Hydrangea Hydrangea-Darts-Little-Dot-pink-37800.jpg


The leaves aren't right. My guess would be viburnum. 

My Climbing Hydrangea looks more like yours, but I don't know its species. It is a wonderful plant. The nursery told me it would take five years to get started, and they were right. Now it is taking off like a real keeper. 

Comment by Joan Denoo on January 6, 2013 at 2:44pm
Comment by Joan Denoo on January 6, 2013 at 2:40pm

Hydrangea paniculata ssp viridis

oops, this isn't pink; the leaves look similar. 

Comment by Joan Denoo on January 6, 2013 at 2:34pm

First guesses, viburnum or hydrangea. Now, to the plant books. 

Comment by Sentient Biped on January 6, 2013 at 2:29pm

This shrub is blooming now.  It bloomed through 2 freezes and a snow.  I don't know what it is. Maybe someone can tel me.

Comment by Sentient Biped on January 6, 2013 at 2:00pm

Joan, that bicycle tree is cool!

Comment by Sentient Biped on January 6, 2013 at 1:59pm


Living in maritime Pacific NW, I'm out of outdoor citris growing range.  I do have a potted Meyer lemon that sometimes graces me with a lemon, and a potted Calamondin that is too early to say if it will fruit.  So I can only suggest, based on other mixed fruit grafted trees that are not citrus.  I have sweet cherry with 4 varieties, pear with 5 varieties, and asian pear with 3 varieties.

These were more expensive than 1-variety trees, but not nearly as expensive as buying them all individually.

I've grafted a few apple branches, but only a few.  The main reason was to have pollinating varieties on the same tree.

I don't know if citrus need a pollinator.  If they do, a multigraft tree is a way to do that without having multiple trees.

The main negative is one variety usually has more vigor than the others.  On my multigraft pear, 2 varieties constitute about 75% of the tree, and one variety is so small as to be useless.  On the sweet cherry, one variety is dominant, one gives a few cherries, and one is only enough to taste a few.  The Asian pear is about equal for all 3 varieties.

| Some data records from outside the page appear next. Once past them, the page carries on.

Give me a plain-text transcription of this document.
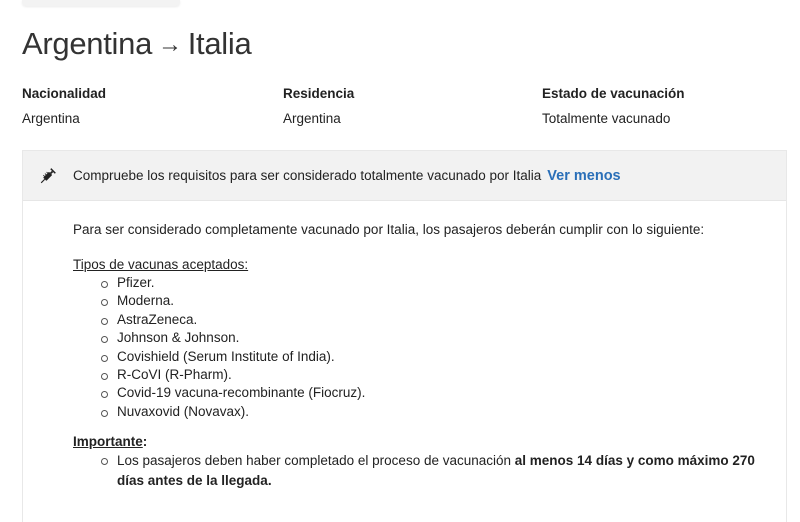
Argentina → Italia
Nacionalidad
Argentina
Residencia
Argentina
Estado de vacunación
Totalmente vacunado
Compruebe los requisitos para ser considerado totalmente vacunado por Italia Ver menos

Para ser considerado completamente vacunado por Italia, los pasajeros deberán cumplir con lo siguiente:

Tipos de vacunas aceptados:
Pfizer.
Moderna.
AstraZeneca.
Johnson & Johnson.
Covishield (Serum Institute of India).
R-CoVI (R-Pharm).
Covid-19 vacuna-recombinante (Fiocruz).
Nuvaxovid (Novavax).
Importante:
Los pasajeros deben haber completado el proceso de vacunación al menos 14 días y como máximo 270 días antes de la llegada.
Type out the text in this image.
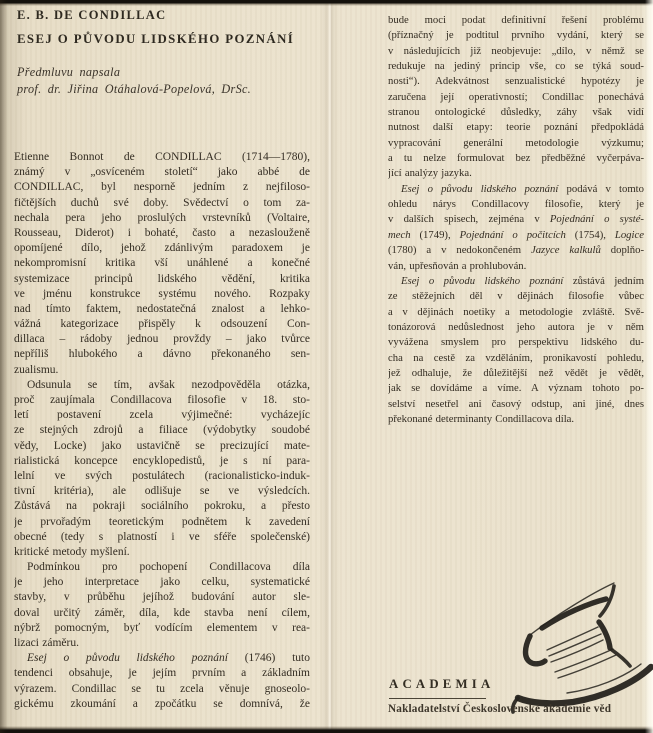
E. B. DE CONDILLAC
ESEJ O PŮVODU LIDSKÉHO POZNÁNÍ
Předmluvu napsala
prof. dr. Jiřina Otáhalová-Popelová, DrSc.
Etienne Bonnot de CONDILLAC (1714—1780),
známý v „osvíceném století“ jako abbé de
CONDILLAC, byl nesporně jedním z nejfiloso-
fičtějších duchů své doby. Svědectví o tom za-
nechala pera jeho proslulých vrstevníků (Voltaire,
Rousseau, Diderot) i bohaté, často a nezaslouženě
opomíjené dílo, jehož zdánlivým paradoxem je
nekompromisní kritika vší unáhlené a konečné
systemizace principů lidského vědění, kritika
ve jménu konstrukce systému nového. Rozpaky
nad tímto faktem, nedostatečná znalost a lehko-
vážná kategorizace přispěly k odsouzení Con-
dillaca – rádoby jednou provždy – jako tvůrce
nepříliš hlubokého a dávno překonaného sen-
zualismu.
Odsunula se tím, avšak nezodpověděla otázka,
proč zaujímala Condillacova filosofie v 18. sto-
letí postavení zcela výjimečné: vycházejíc
ze stejných zdrojů a filiace (výdobytky soudobé
vědy, Locke) jako ustavičně se precizující mate-
rialistická koncepce encyklopedistů, je s ní para-
lelní ve svých postulátech (racionalisticko-induk-
tivní kritéria), ale odlišuje se ve výsledcích.
Zůstává na pokraji sociálního pokroku, a přesto
je prvořadým teoretickým podnětem k zavedení
obecné (tedy s platností i ve sféře společenské)
kritické metody myšlení.
Podmínkou pro pochopení Condillacova díla
je jeho interpretace jako celku, systematické
stavby, v průběhu jejíhož budování autor sle-
doval určitý záměr, díla, kde stavba není cílem,
nýbrž pomocným, byť vodícím elementem v rea-
lizaci záměru.
Esej o původu lidského poznání (1746) tuto
tendenci obsahuje, je jejím prvním a základním
výrazem. Condillac se tu zcela věnuje gnoseolo-
gickému zkoumání a zpočátku se domnívá, že
bude moci podat definitivní řešení problému
(příznačný je podtitul prvního vydání, který se
v následujících již neobjevuje: „dílo, v němž se
redukuje na jediný princip vše, co se týká soud-
nosti“). Adekvátnost senzualistické hypotézy je
zaručena její operativností; Condillac ponechává
stranou ontologické důsledky, záhy však vidí
nutnost další etapy: teorie poznání předpokládá
vypracování generální metodologie výzkumu;
a tu nelze formulovat bez předběžné vyčerpáva-
jící analýzy jazyka.
Esej o původu lidského poznání podává v tomto
ohledu nárys Condillacovy filosofie, který je
v dalších spisech, zejména v Pojednání o systé-
mech (1749), Pojednání o počitcích (1754), Logice
(1780) a v nedokončeném Jazyce kalkulů doplňo-
ván, upřesňován a prohlubován.
Esej o původu lidského poznání zůstává jedním
ze stěžejních děl v dějinách filosofie vůbec
a v dějinách noetiky a metodologie zvláště. Svě-
tonázorová nedůslednost jeho autora je v něm
vyvážena smyslem pro perspektivu lidského du-
cha na cestě za vzděláním, pronikavostí pohledu,
jež odhaluje, že důležitější než vědět je vědět,
jak se dovídáme a víme. A význam tohoto po-
selství nesetřel ani časový odstup, ani jiné, dnes
překonané determinanty Condillacova díla.
ACADEMIA
Nakladatelství Československé akademie věd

For me a big part of the grafting is I think it's cool to take part of one tree and graft it onto another.  It's like doing a surgery.  Even though there are people who graft thousands of trees, for me it's still almost magic.  It takes a few years to see the result, buying one is usually faster.  

I start more trees than I can grow.  I'm always giving trees away.


Comment by Joan Denoo on January 6, 2013 at 1:43pm

Dominic Florio, your idea offers an interesting challenge. If they are easily found, perhaps they are easily made. A nice project to investigate. I hope you have a camera and keep us informed if you try. 

I Googled "cocktail citrus trees + grafting" and there are lots of sites; whether they are good, or not, I don't know. Perhaps Amer will be a good resource for you; Sentient has lots of experience and gives really sound advice. 

So, maybe it is time to get started. 

Comment by Joan Denoo on January 6, 2013 at 1:36pm

Unusual tree growing - Force of Nature

Here is an interesting site with lots of photos that amaze!

Comment by Joan Denoo on January 6, 2013 at 1:27pm

Amer, your description of your experience with grafting reaffirms the need for proper technique. Did you create your own "high humidity chamber"? How do you do it? For me, I use a plastic bag over a pot when I want higher humidity. I don't grow cactus and you fellows are stirring my interest.